Я вжимал педаль газа в пол, и Ки-Уэст давно остался позади, но в зеркале заднего вида все равно отражалась воображаемая Пола, сидевшая у меня за спиной.
Следующие три месяца в глазах мелькали штаты: Теннесси, Кентукки, Миссури, Небраска, Канзас и Колорадо сменяли друг друга, как картинки в детском пластиковом стереоскопе. Бо́льшую часть времени я проводил в дороге. Подбирал других скитальцев, чтобы заполнить ими пустоту: парней-приятелей на день или подружек на ночь. Если девушки не попадались, я шел к профессионалкам.
Костлявые или пухлые, темнокожие или бледные, как смерть, — на внешность мне было плевать; я ставил девиц на четвереньки и орудовал сзади. Если же у них удавалось раздобыть какой-нибудь химический стимулятор вроде того, которым меня угощали в Майами, было вообще здорово.
Я предлагал подвезти каждого, кто попадался по пути, даже если мне было совсем в другую сторону. В общем, делал что угодно, лишь бы не оставаться наедине с собой. Потому что тогда я начинал анализировать свои поступки.
Я ни секунды не сомневался, что убить Полу было делом правильным. Она загнала меня в угол. У Полы был выбор, у меня — нет. Побежав вслед за мной, она допустила ошибку. Мне пришлось ее исправлять.
Я всячески старался отделить прошлое от настоящего. Когда Пола потребовала объяснений, было легко предположить, чем все обернется, если б я ее отпустил. Она побежала бы в отель за Роджером и сообщила, что его покойный приятель на самом деле загорает под местным солнышком. Тот, вернувшись в Англию, разумеется, сей же час доложил бы Кэтрин, что та вовсе не вдова, а брошенка. В данный момент я считался покойником. Если бы появился свидетель, моей конспирации конец. А я не хотел, чтобы обо мне думали в плохом ключе. Как, впрочем, и в хорошем.
Пола сама виновата, что вмешалась в естественный ход событий. Я за ее смерть ответственности не нес.
Я вытащил из рюкзака пожитки и разложил их на солончаке. Вещи надлежало рассортировать по двум кучам: «оставить» и «выбросить».
В одну отправились предметы первой необходимости: одежда, карты, паспорт Даррена и деньги.
Вторая предназначалась для вещей, которые мне больше не пригодятся, например визитки давно забытых попутчиков. Или сувениры, напоминавшие о прошлом. Если я хочу путешествовать налегке, сантиментам в моем багаже не место.
Между двумя кучками я положил выцветшую джинсовую рубашку. Снова упаковал рюкзак и спрятал его за ближайшим валуном. Вещи, от которых надлежало избавиться, я сложил в багажник Бетти. Потом отрезал рукав джинсовой рубашки, открутил крышку бензобака и осторожно, сантиметр за сантиметром, заправил в него ткань.
Бетти была идеальной спутницей, она проехала со мной десять тысяч километров, но ее время истекло. Заднюю ось трясло на самых мелких ухабах. Каждые три часа надо было останавливаться, иначе из радиатора валил пар похлеще, чем из Олд-Фейтфула[21]
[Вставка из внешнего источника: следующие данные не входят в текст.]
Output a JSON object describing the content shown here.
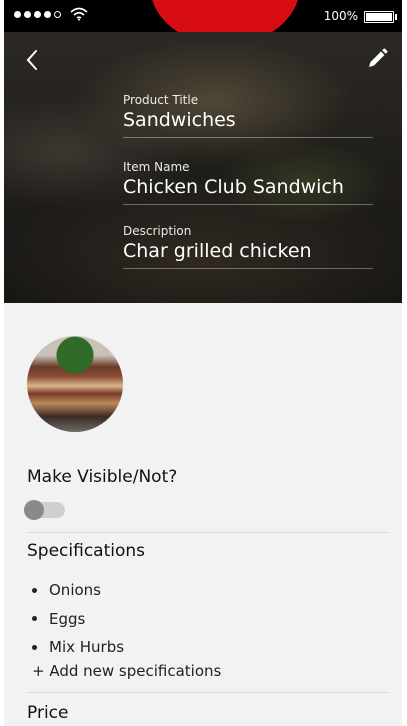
{
  "status_bar": {
    "battery_text": "100%",
    "signal_bars_filled": 4,
    "signal_bars_total": 5
  },
  "hero": {
    "back_icon": "chevron-left-icon",
    "edit_icon": "pencil-icon",
    "product_title_label": "Product Title",
    "product_title_value": "Sandwiches",
    "item_name_label": "Item Name",
    "item_name_value": "Chicken Club Sandwich",
    "description_label": "Description",
    "description_value": "Char grilled chicken"
  },
  "visibility": {
    "label": "Make Visible/Not?",
    "enabled": false
  },
  "specifications": {
    "title": "Specifications",
    "items": [
      "Onions",
      "Eggs",
      "Mix Hurbs"
    ],
    "add_label": "+ Add new specifications"
  },
  "price": {
    "title": "Price"
  },
  "colors": {
    "accent_red": "#d80d14",
    "background": "#f2f2f2"
  }
}
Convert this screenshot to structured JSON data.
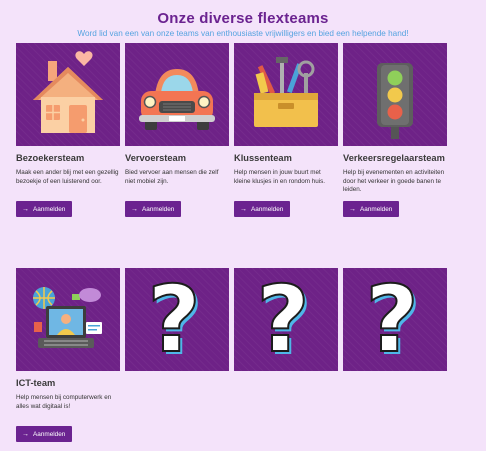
{
  "header": {
    "title": "Onze diverse flexteams",
    "subtitle": "Word lid van een van onze teams van enthousiaste vrijwilligers en bied een helpende hand!"
  },
  "teams": [
    {
      "name": "Bezoekersteam",
      "description": "Maak een ander blij met een gezellig bezoekje of een luisterend oor.",
      "button": "Aanmelden",
      "icon": "house-heart-icon"
    },
    {
      "name": "Vervoersteam",
      "description": "Bied vervoer aan mensen die zelf niet mobiel zijn.",
      "button": "Aanmelden",
      "icon": "car-icon"
    },
    {
      "name": "Klussenteam",
      "description": "Help mensen in jouw buurt met kleine klusjes in en rondom huis.",
      "button": "Aanmelden",
      "icon": "toolbox-icon"
    },
    {
      "name": "Verkeersregelaarsteam",
      "description": "Help bij evenementen en activiteiten door het verkeer in goede banen te leiden.",
      "button": "Aanmelden",
      "icon": "traffic-light-icon"
    },
    {
      "name": "ICT-team",
      "description": "Help mensen bij computerwerk en alles wat digitaal is!",
      "button": "Aanmelden",
      "icon": "laptop-user-icon"
    }
  ],
  "placeholders": [
    {
      "icon": "question-mark-icon"
    },
    {
      "icon": "question-mark-icon"
    },
    {
      "icon": "question-mark-icon"
    }
  ],
  "colors": {
    "accent": "#6b2390",
    "tile": "#6e2287",
    "background": "#f4e3fa",
    "subtitle": "#55a3e0"
  }
}
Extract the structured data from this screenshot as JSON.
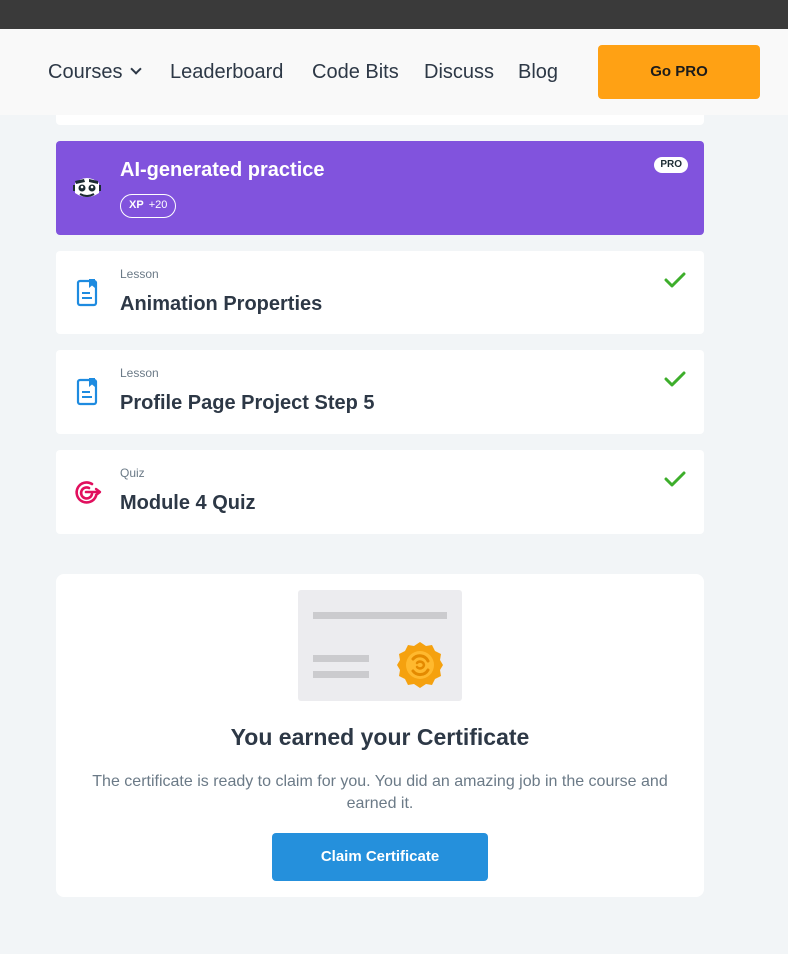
{
  "nav": {
    "courses": "Courses",
    "leaderboard": "Leaderboard",
    "code_bits": "Code Bits",
    "discuss": "Discuss",
    "blog": "Blog",
    "go_pro": "Go PRO"
  },
  "ai_practice": {
    "title": "AI-generated practice",
    "xp_label": "XP",
    "xp_value": "+20",
    "badge": "PRO",
    "icon": "bot-face-icon",
    "color": "#8153dd"
  },
  "items": [
    {
      "type": "Lesson",
      "title": "Animation Properties",
      "icon": "lesson-document-icon",
      "completed": true
    },
    {
      "type": "Lesson",
      "title": "Profile Page Project Step 5",
      "icon": "lesson-document-icon",
      "completed": true
    },
    {
      "type": "Quiz",
      "title": "Module 4 Quiz",
      "icon": "quiz-target-icon",
      "completed": true
    }
  ],
  "certificate": {
    "title": "You earned your Certificate",
    "description": "The certificate is ready to claim for you. You did an amazing job in the course and earned it.",
    "button": "Claim Certificate",
    "icon": "certificate-icon"
  },
  "colors": {
    "accent_pro": "#ffa114",
    "purple": "#8153dd",
    "primary_blue": "#2590dc",
    "check_green": "#3dae2b",
    "quiz_pink": "#e1105e",
    "lesson_blue": "#1e8be0"
  }
}
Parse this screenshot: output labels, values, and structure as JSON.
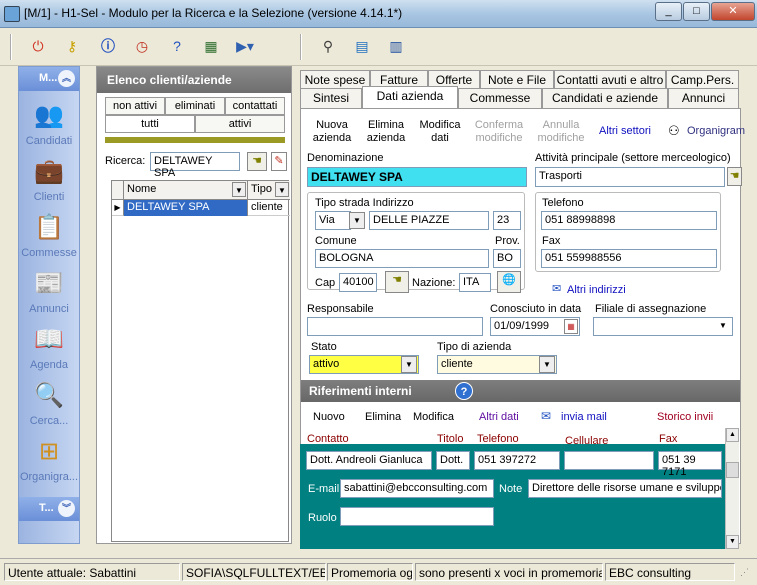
{
  "window": {
    "title": "[M/1] - H1-Sel - Modulo per la Ricerca e la Selezione (versione 4.14.1*)",
    "min": "_",
    "max": "□",
    "close": "✕"
  },
  "sidebar": {
    "head1": "M...",
    "head2": "T...",
    "items": [
      {
        "label": "Candidati",
        "icon": "users-icon"
      },
      {
        "label": "Clienti",
        "icon": "briefcase-icon"
      },
      {
        "label": "Commesse",
        "icon": "document-icon"
      },
      {
        "label": "Annunci",
        "icon": "news-icon"
      },
      {
        "label": "Agenda",
        "icon": "book-icon"
      },
      {
        "label": "Cerca...",
        "icon": "search-icon"
      },
      {
        "label": "Organigra...",
        "icon": "org-chart-icon"
      }
    ]
  },
  "left": {
    "title": "Elenco clienti/aziende",
    "tabs_row1": [
      "non attivi",
      "eliminati",
      "contattati"
    ],
    "tabs_row2": [
      "tutti",
      "attivi"
    ],
    "search_label": "Ricerca:",
    "search_value": "DELTAWEY SPA",
    "col_name": "Nome",
    "col_type": "Tipo",
    "row": {
      "name": "DELTAWEY SPA",
      "type": "cliente"
    }
  },
  "tabs_row1": [
    "Note spese",
    "Fatture",
    "Offerte",
    "Note e File",
    "Contatti avuti e altro",
    "Camp.Pers."
  ],
  "tabs_row2": [
    "Sintesi",
    "Dati azienda",
    "Commesse",
    "Candidati e aziende",
    "Annunci"
  ],
  "actions": {
    "new": "Nuova azienda",
    "delete": "Elimina azienda",
    "edit": "Modifica dati",
    "confirm": "Conferma modifiche",
    "cancel": "Annulla modifiche",
    "sectors": "Altri settori",
    "org": "Organigram"
  },
  "form": {
    "denominazione_label": "Denominazione",
    "denominazione": "DELTAWEY SPA",
    "attivita_label": "Attività principale (settore merceologico)",
    "attivita": "Trasporti",
    "tipo_strada_label": "Tipo strada Indirizzo",
    "tipo_strada": "Via",
    "indirizzo": "DELLE PIAZZE",
    "civico": "23",
    "comune_label": "Comune",
    "comune": "BOLOGNA",
    "prov_label": "Prov.",
    "prov": "BO",
    "cap_label": "Cap",
    "cap": "40100",
    "nazione_label": "Nazione:",
    "nazione": "ITA",
    "telefono_label": "Telefono",
    "telefono": "051 88998898",
    "fax_label": "Fax",
    "fax": "051 559988556",
    "altri_indirizzi": "Altri indirizzi",
    "responsabile_label": "Responsabile",
    "responsabile": "",
    "conosciuto_label": "Conosciuto in data",
    "conosciuto": "01/09/1999",
    "filiale_label": "Filiale di assegnazione",
    "filiale": "",
    "stato_label": "Stato",
    "stato": "attivo",
    "tipo_azienda_label": "Tipo di azienda",
    "tipo_azienda": "cliente"
  },
  "riferimenti": {
    "title": "Riferimenti interni",
    "new": "Nuovo",
    "delete": "Elimina",
    "edit": "Modifica",
    "other": "Altri dati",
    "mail": "invia mail",
    "history": "Storico invii",
    "cols": {
      "contatto": "Contatto",
      "titolo": "Titolo",
      "telefono": "Telefono",
      "cellulare": "Cellulare",
      "fax": "Fax"
    },
    "row": {
      "contatto": "Dott. Andreoli Gianluca",
      "titolo": "Dott.",
      "telefono": "051 397272",
      "cellulare": "",
      "fax": "051 39 7171"
    },
    "email_label": "E-mail",
    "email": "sabattini@ebcconsulting.com",
    "note_label": "Note",
    "note": "Direttore delle risorse umane e sviluppo.",
    "ruolo_label": "Ruolo",
    "ruolo": ""
  },
  "status": {
    "user": "Utente attuale: Sabattini",
    "server": "SOFIA\\SQLFULLTEXT/EBCI",
    "memo": "Promemoria ogg",
    "voci": "sono presenti x voci in promemoria",
    "company": "EBC consulting"
  },
  "colors": {
    "accent_cyan": "#40e0f0",
    "teal": "#008080",
    "stato_yellow": "#ffff44"
  }
}
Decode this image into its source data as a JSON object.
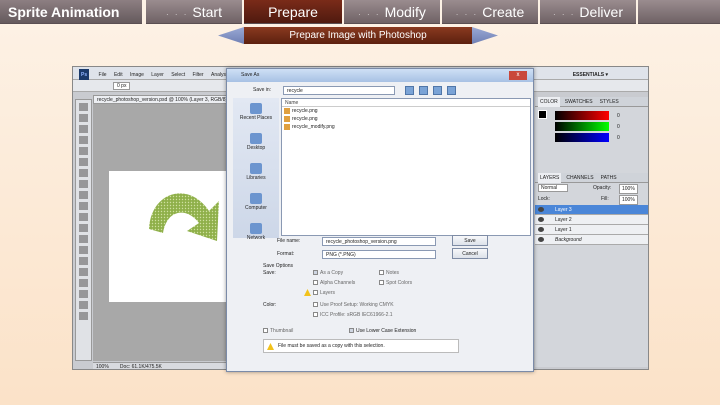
{
  "header": {
    "title": "Sprite Animation",
    "steps": [
      {
        "label": "Start",
        "state": "inactive"
      },
      {
        "label": "Prepare",
        "state": "active"
      },
      {
        "label": "Modify",
        "state": "inactive"
      },
      {
        "label": "Create",
        "state": "inactive"
      },
      {
        "label": "Deliver",
        "state": "inactive"
      }
    ],
    "step_dots": "· · ·"
  },
  "substep": {
    "label": "Prepare Image with Photoshop"
  },
  "colors": {
    "active_tab": "#6a2414",
    "inactive_tab": "#8a7c7f",
    "substep_bar": "#7a2f19",
    "arrows": "#8597c8",
    "background": "#fbe2c8"
  },
  "photoshop": {
    "menu": [
      "File",
      "Edit",
      "Image",
      "Layer",
      "Select",
      "Filter",
      "Analysis"
    ],
    "logo": "Ps",
    "options_value": "0 px",
    "doc_tab": "recycle_photoshop_version.psd @ 100% (Layer 3, RGB/8)",
    "workspace": "ESSENTIALS ▾",
    "status_zoom": "100%",
    "status_doc": "Doc: 61.1K/475.5K",
    "color_panel_tabs": [
      "COLOR",
      "SWATCHES",
      "STYLES"
    ],
    "color_values": [
      "0",
      "0",
      "0"
    ],
    "layers_tabs": [
      "LAYERS",
      "CHANNELS",
      "PATHS"
    ],
    "blend_mode": "Normal",
    "opacity_label": "Opacity:",
    "opacity_value": "100%",
    "lock_label": "Lock:",
    "fill_label": "Fill:",
    "fill_value": "100%",
    "layers": [
      {
        "name": "Layer 3",
        "selected": true
      },
      {
        "name": "Layer 2",
        "selected": false
      },
      {
        "name": "Layer 1",
        "selected": false
      },
      {
        "name": "Background",
        "selected": false
      }
    ]
  },
  "save_dialog": {
    "title": "Save As",
    "close": "x",
    "save_in_label": "Save in:",
    "save_in_value": "recycle",
    "places": [
      "Recent Places",
      "Desktop",
      "Libraries",
      "Computer",
      "Network"
    ],
    "list_header": "Name",
    "files": [
      "recycle.png",
      "recycle.png",
      "recycle_modify.png"
    ],
    "file_name_label": "File name:",
    "file_name_value": "recycle_photoshop_version.png",
    "format_label": "Format:",
    "format_value": "PNG (*.PNG)",
    "save_button": "Save",
    "cancel_button": "Cancel",
    "save_options_label": "Save Options",
    "save_label": "Save:",
    "options": {
      "as_copy": "As a Copy",
      "alpha": "Alpha Channels",
      "layers": "Layers",
      "notes": "Notes",
      "spot": "Spot Colors"
    },
    "color_label": "Color:",
    "proof_setup": "Use Proof Setup:  Working CMYK",
    "icc_profile": "ICC Profile:  sRGB IEC61966-2.1",
    "thumbnail": "Thumbnail",
    "lowercase": "Use Lower Case Extension",
    "warning": "File must be saved as a copy with this selection."
  }
}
.В качестве ее последнего пристанища я выбрал Бонневильские солончаки. Они были плоскими и ослепительно белыми, словно Господу при создании мира на них не хватило красок. Бетти предстояло оживить это место.
Я вытащил из кармана зажигалку и, щелкнув пару раз кресалом, подпалил рукав. Отошел на шаг и уставился в окно машины, отчаянно пытаясь вспомнить всех, кого приносил в жертву вместе с автомобилем. Но в горящем стекле видел лишь собственное отражение.